First female LA Times editor talks layoffs, losing journalists of color

LA Times gave layoff notices to around 120 journalists this week. The cuts particularly impacted recently hired journalists of color due to the paper’s seniority clause.

Amid significant layoffs affecting many young minority staff members, the Los Angeles Times has named the first female executive editor in its 142-year history. And Terry Tang, taking over as interim editor, says she’s aware of the turbulence she’s stepping into.

“It is a challenging time, but it is a challenging time for the entire journalistic industry,” Tang told NBC News in an interview. “I’m very excited about meeting this challenge.”

Tang has spent 4½ years at the paper, helming the opinion section. Before that, she was at The New York Times for 20 years, holding titles in both editorial and news. She’s taking over L.A. Times from Kevin Merida, who stepped down this month along with several other top editors.

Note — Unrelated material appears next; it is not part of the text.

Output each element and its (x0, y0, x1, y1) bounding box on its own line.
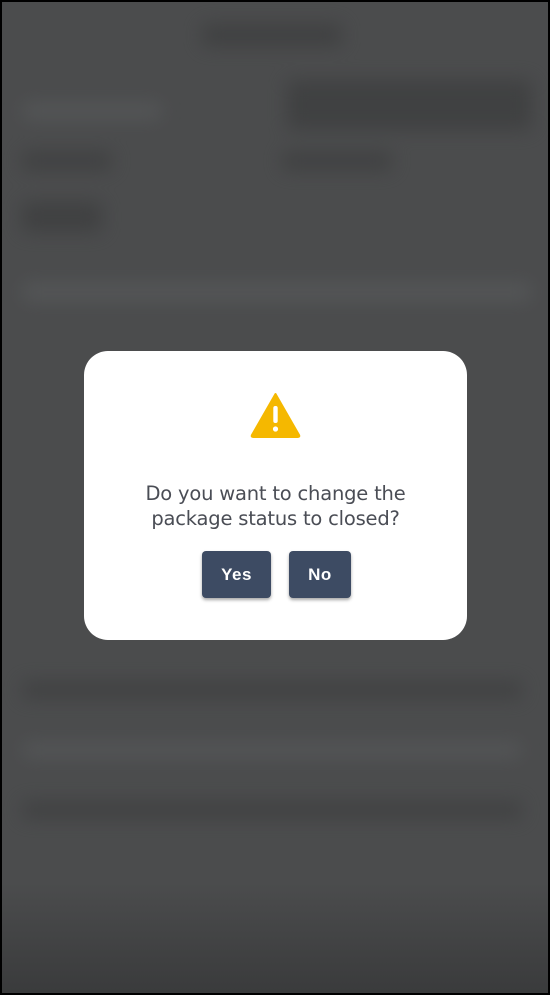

Terry Tang.Ricardo DeAratanha / Los Angeles TimesThis week, the paper gave layoff notices to around 120 journalists, a quarter of its staff. These cuts particularly affected recently hired journalists of color, who were hit by the Times’ seniority clause. 

“The company has reneged on its promises to diversify its ranks since young journalists of color have been disproportionately affected,” the L.A. Times Guild said in a statement  Tuesday. “The Black, AAPI, and Latino Caucuses have suffered devastating losses,” it said, using the acronym for Asian American and Pacific Islander.